無愛想な王子は理想の花嫁に求婚する
ティアナの無事を祝って王宮では質素ながら小さなパーティーを開いた。
食卓にデートの時に食べれなかったケーキを出すと、ティアナは嬉しそうに目を輝かせていた。

食事を終え二人でバルコニーで空に上った月を見ていると、ティアナとアレクシスが二人で月を見ていた時の事を思い出して静かに口を開いた。

「ティアナはさ、もう決めてるんだよね?
誰を選ぶかって……」

そして、それは俺じゃないよね?
と言うとティアナは弾かれたようにこちらを見て目を丸くしていた。

「ティアナのこと、ずっと見てたからわかるよ。
ティアナの心が誰に向いてるのかなんてすぐわかった」

苦笑いしながら言うとティアナは気まずそうに視線を反らして、でも、私は決めれないんです。

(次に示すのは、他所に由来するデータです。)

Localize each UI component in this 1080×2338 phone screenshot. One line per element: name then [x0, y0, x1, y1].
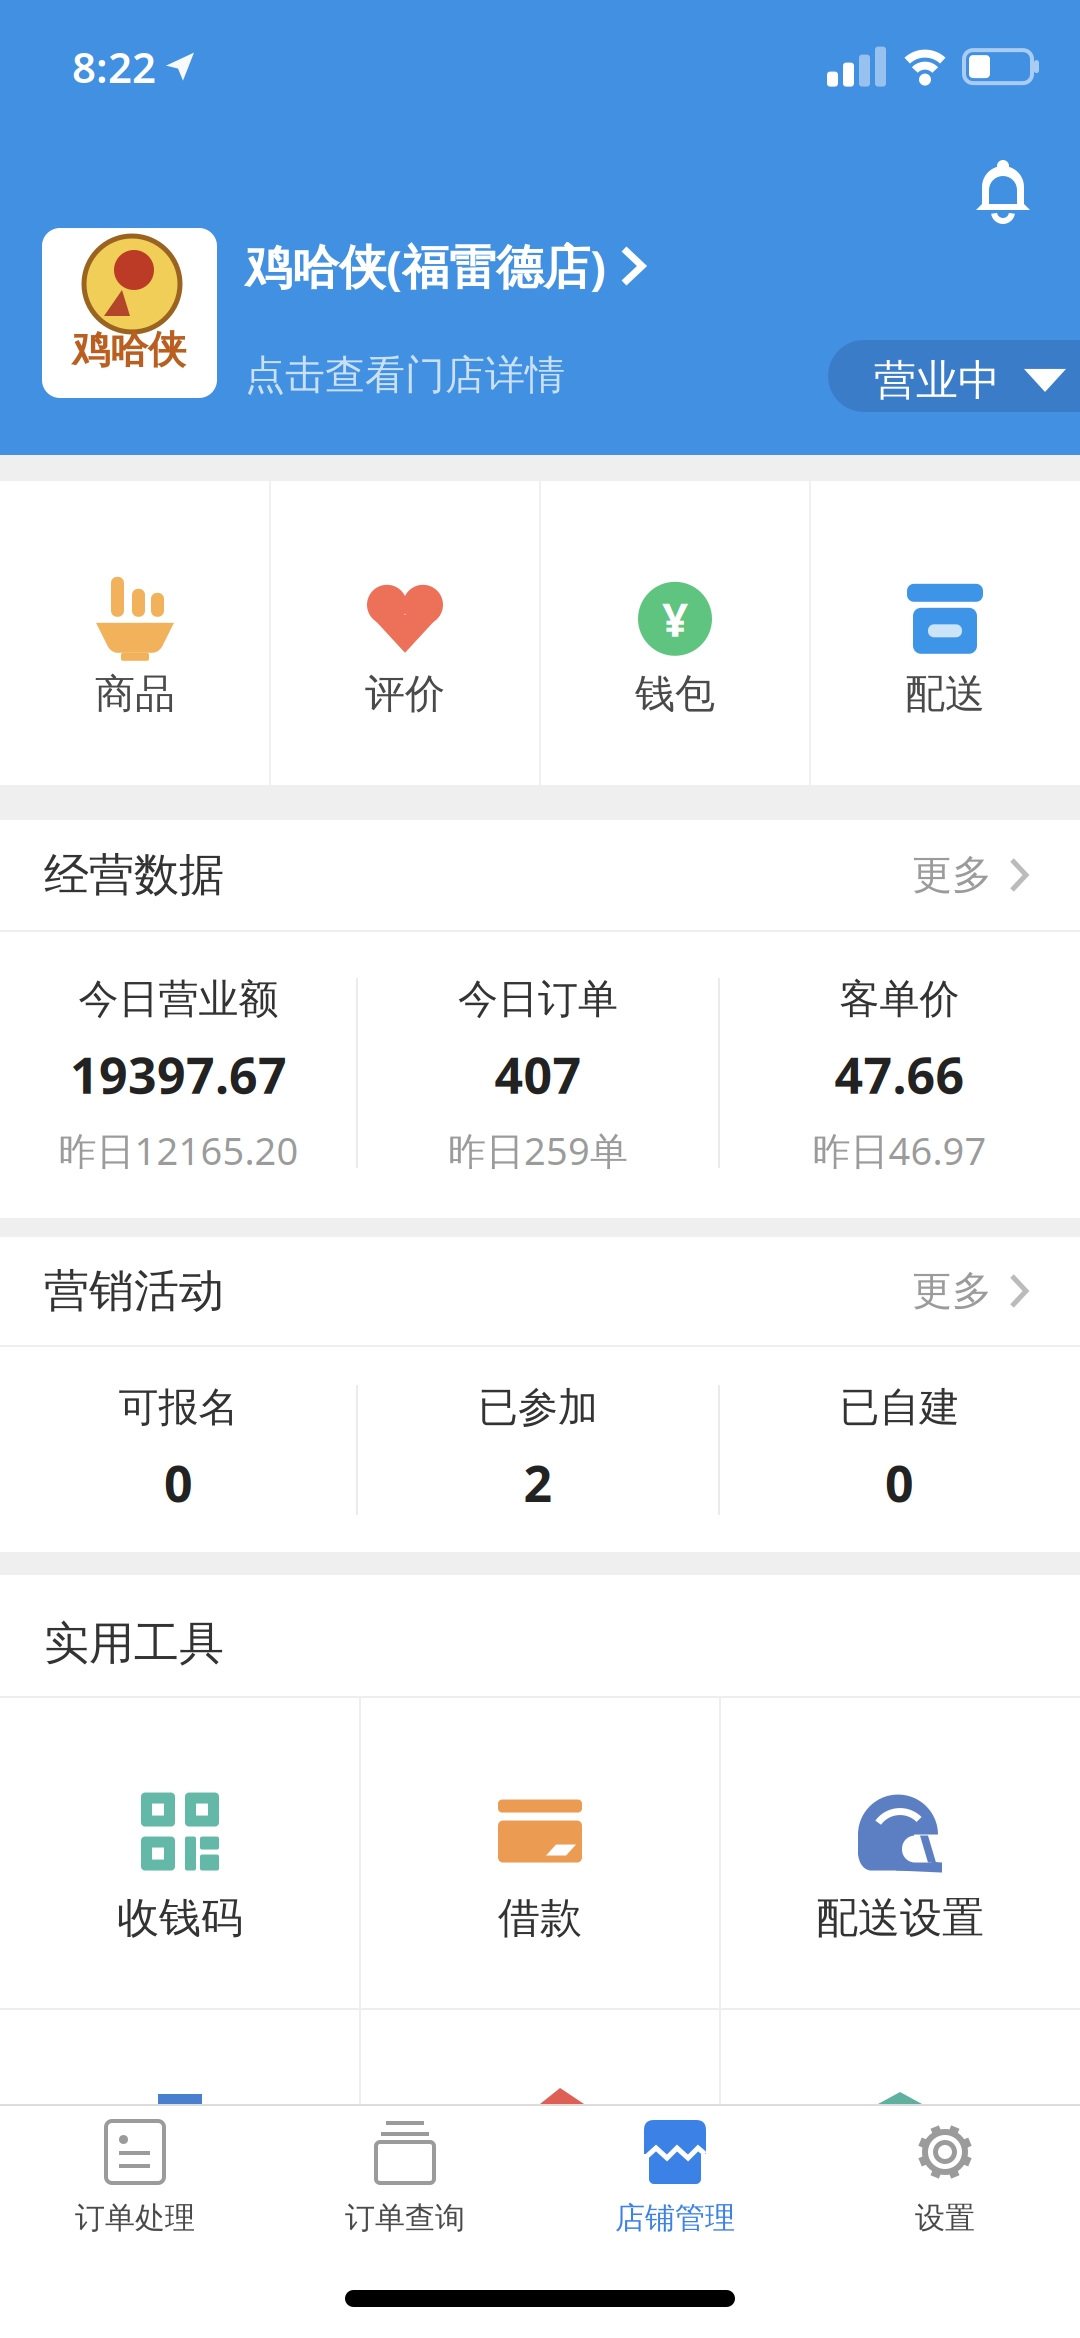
- staticText: 营业中: [874, 354, 1000, 407]
- staticText: 借款: [498, 1892, 582, 1944]
- staticText: 已参加: [478, 1382, 598, 1433]
- staticText: 实用工具: [44, 1615, 224, 1672]
- staticText: 今日订单: [458, 974, 618, 1024]
- button[interactable]: 营业状态: [0, 0, 290, 72]
- staticText: 更多: [912, 850, 992, 900]
- button[interactable]: 配送设置: [720, 1698, 1080, 2008]
- staticText: 昨日12165.20: [58, 1124, 298, 1176]
- staticText: 设置: [915, 2199, 975, 2237]
- staticText: 昨日46.97: [812, 1124, 986, 1176]
- staticText: 已自建: [840, 1382, 960, 1433]
- staticText: 19397.67: [70, 1040, 287, 1108]
- staticText: 8:22: [72, 38, 156, 95]
- button[interactable]: 设置: [810, 2106, 1080, 2338]
- button[interactable]: ¥: [540, 481, 810, 785]
- staticText: 营销活动: [44, 1263, 224, 1319]
- staticText: ¥: [662, 588, 688, 650]
- staticText: 收钱码: [117, 1892, 243, 1944]
- staticText: 评价: [365, 669, 445, 719]
- staticText: 鸡哈侠(福雷德店): [245, 234, 606, 298]
- staticText: 配送: [905, 669, 985, 719]
- staticText: 昨日259单: [448, 1124, 628, 1176]
- staticText: 钱包: [635, 669, 715, 719]
- staticText: 订单查询: [345, 2199, 465, 2237]
- button[interactable]: 更多: [912, 850, 1030, 900]
- staticText: 407: [494, 1040, 582, 1108]
- staticText: 店铺管理: [615, 2199, 735, 2237]
- button[interactable]: 店铺管理: [540, 2106, 810, 2338]
- staticText: 配送设置: [816, 1892, 984, 1944]
- staticText: 可报名: [118, 1382, 238, 1433]
- staticText: 今日营业额: [78, 974, 278, 1024]
- staticText: 2: [524, 1449, 552, 1517]
- staticText: 鸡哈侠: [72, 326, 186, 374]
- button[interactable]: 门店头像: [0, 0, 175, 170]
- button[interactable]: 借款: [360, 1698, 720, 2008]
- staticText: 47.66: [834, 1040, 964, 1108]
- button[interactable]: 订单处理: [0, 2106, 270, 2338]
- staticText: 客单价: [840, 974, 960, 1024]
- button[interactable]: 门店详情: [0, 0, 401, 64]
- staticText: 经营数据: [44, 847, 224, 903]
- button[interactable]: 收钱码: [0, 1698, 360, 2008]
- button[interactable]: 更多: [912, 1266, 1030, 1316]
- staticText: 更多: [912, 1266, 992, 1316]
- button[interactable]: 评价: [270, 481, 540, 785]
- staticText: 0: [164, 1449, 193, 1517]
- staticText: 商品: [95, 669, 175, 719]
- staticText: 点击查看门店详情: [245, 350, 565, 400]
- button[interactable]: 商品: [0, 481, 270, 785]
- button[interactable]: 配送: [810, 481, 1080, 785]
- staticText: 0: [885, 1449, 914, 1517]
- staticText: 订单处理: [75, 2199, 195, 2237]
- button[interactable]: 订单查询: [270, 2106, 540, 2338]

と口を動かした。

「決められない?もう決まってるのに?」

【……例えば、私に秘密が……誰にも言えないような秘密があって……。
それは他の人には受け入れがたいことで……知られたら、気持ち悪がられてしまうかもしれなくて……】

「アレクシスがその秘密を知ったら態度が変わって嫌われてしまうかもしれない……だから決められない?」

その言葉にティアナは小さく頷いた。